Remis en liberté sous contrôle judiciaire pour « préparer sereinement sa défense », Robert, 58 ans, devait comparaître libre ce mardi devant la 23e chambre de Paris pour « agression sexuelle ». Or pour la deuxième fois consécutive, Robert ne s’est pas présenté. L’affaire avait déjà été renvoyée à la demande du Président pour creuser les expertises psychologiques. Vu la gravité des faits, la partie civile espérait que le prévenu « aurait le courage de venir s’expliquer sur ses actes ». Toujours pas de Robert. On le jugera sans lui.
Les faits sont déjà anciens. En début d’après-midi le 23 juillet 2008, Robert se rend à la piscine des Amiraux (Paris 18e) pour suivre son sixième cours de natation. Il « n’aime pas particulièrement nager », mais il a « décidé de s’y mettre ». L’homme a déjà été remarqué par divers employés de la piscine pour son faible envers « les petits jeunes et le maître-nageur » et pour faire « de réguliers allers-retours entre le bassin et les douches ». Or à 15h15 ce jour-là, le maître nageur justement, remarque « quatre pieds sous la porte des WC ». Il prévient la surveillante technique qui déboule aussitôt. La Police est rapidement appelée sur les lieux. On vient de découvrir Robert en érection dans une cabine avec un jeune attardé mental. Celui-ci aurait subi des attouchements.

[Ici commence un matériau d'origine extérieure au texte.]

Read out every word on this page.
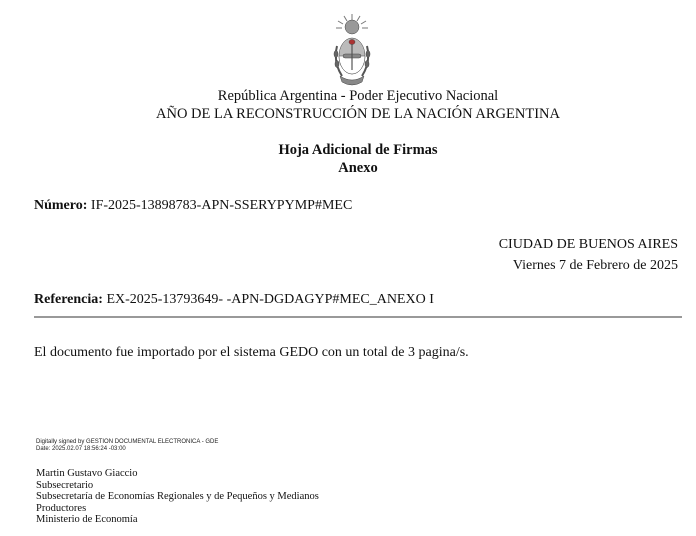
República Argentina - Poder Ejecutivo Nacional
AÑO DE LA RECONSTRUCCIÓN DE LA NACIÓN ARGENTINA
Hoja Adicional de Firmas
Anexo
Número: IF-2025-13898783-APN-SSERYPYMP#MEC
CIUDAD DE BUENOS AIRES
Viernes 7 de Febrero de 2025
Referencia: EX-2025-13793649- -APN-DGDAGYP#MEC_ANEXO I
El documento fue importado por el sistema GEDO con un total de 3 pagina/s.
Digitally signed by GESTION DOCUMENTAL ELECTRONICA - GDE
Date: 2025.02.07 18:56:24 -03:00
Martin Gustavo Giaccio
Subsecretario
Subsecretaría de Economías Regionales y de Pequeños y Medianos
Productores
Ministerio de Economía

Jamel, 22 ans, a rassemblé « tout son courage » pour venir avec ses deux parents. Son père cependant ne supporte pas de réentendre les faits et préfère quitter la salle. Attardé mental à plus de 80 %, Jamel souffre de psychose infantile déficitaire : il a aujourd’hui la maturité d’un enfant de six ans. D’où l’importance des expertises psychiatriques : dans le cadre de la loi effectivement, Jamel est une personne « particulièrement vulnérable ».
Le Président du tribunal relit le PV de Police où Jamel avait à l’époque donné sa version de l’histoire : « C’est sous la douche de la piscine que j’ai rencontré un monsieur qui m’a fait signe de venir vers lui. Je lui ai dit : “Non je ne viens pas, je ne te connais pas”, et je suis sorti de la douche pour aller faire mes besoins ». L’homme l’aurait suivi jusqu’aux toilettes et se serait glissé dans la cabine avant de refermer la porte à clef derrière eux. « Il m’a dit “déshabille-toi”. J’ai refusé. Il m’a caressé mon truc. Il s’est caressé son truc et puis il m’a demandé de lui caresser. Il m’a montré comment, son truc était tout dur. Il a mis mon truc dans sa bouche. Je l’ai repoussé. J’étais furieux. C’est un problème pour moi, parce que je suis musulman. Une dame nous a trouvé et la police est arrivée pour mettre les menottes au méchant. J’étais content ».
Entendu par la police, Robert conteste. S’il va régulièrement prendre des douches, « c’est pour (se) réchauffer, parce que l’eau de la piscine est froide ». Ce jour-là, c’est Jamel qui l’aurait dragué : « J’avais croisé son regard une première fois, puis une deuxième, il ne cessait de me regarder fixement ». C’est même Jamel qui, selon le prévenu, aurait entamé le jeu de caresses et proposé « d’aller aux waters pour être plus tranquille ». Pour Robert, cette relation était « librement consentie » et le plaisir « mutuel ». Il ne comprend d’ailleurs pas ce qu’il « fait chez la Police » et s’étonne qu’un attardé mental ait pu se trouver seul à la piscine, sans surveillance. « Bien évidemment », il n’avait « pas réalisé que le jeune homme était handicapé ».
L’avocate de la partie civile rejette catégoriquement cette ligne de défense : « Tous les témoins interrogés à la piscine indiquent clairement que le handicap de Jamel était flagrant. Vous-même, Monsieur le Président, quand vous l’avez vu à la barre, vous lui avez tout de suite proposé de se rasseoir. On remarque son handicap quand il est debout, assis, quand il marche, quand il parle. Il n’y a que Monsieur X. pour ne pas le constater au premier coup d’oeil ».
Le retentissement psychologique de cette agression est « sévère » pour Jamel. Depuis, le jeune homme fait des cauchemars et n’a plus d’appétit. Il dit être « triste » et avoir « peur ». Les faits auraient augmenté ses angoisses et son repli sur lui-même. Lui qui manquait d’autonomie en a dorénavant encore moins : « Il ne quitte plus son père d’une semelle ».
En l’absence du prévenu, le Président tente de retracer son parcours à partir de ses auditions. Son casier judiciaire est vide, on sait qu’il a été photographe, puis surveillant dans un internat privé avant de perdre son emploi. On sait qu’il a été expulsé fin avril de son appartement et qu’il vit du RMI dans un hôtel, près de la gare du Nord. Célibataire et sans enfant, l’homme recherche habituellement des relations sexuelles dans les saunas masculins – d’où sa « méprise », dit-il, car Jamel lui aurait envoyé les « mêmes codes homosexuels ». Selon les experts psychiatres, Robert ne serait ni psychopathe, ni pervers et l’injonction de soins serait de fait « non opportune ».
Après délibérations, le tribunal condamne Robert à 18 mois fermes et 7300 euros à titre de dommages et intérêts. Un mandat d’arrêt est demandé, tout comme l’inscription au Figes, le fichier national des délinquants sexuels.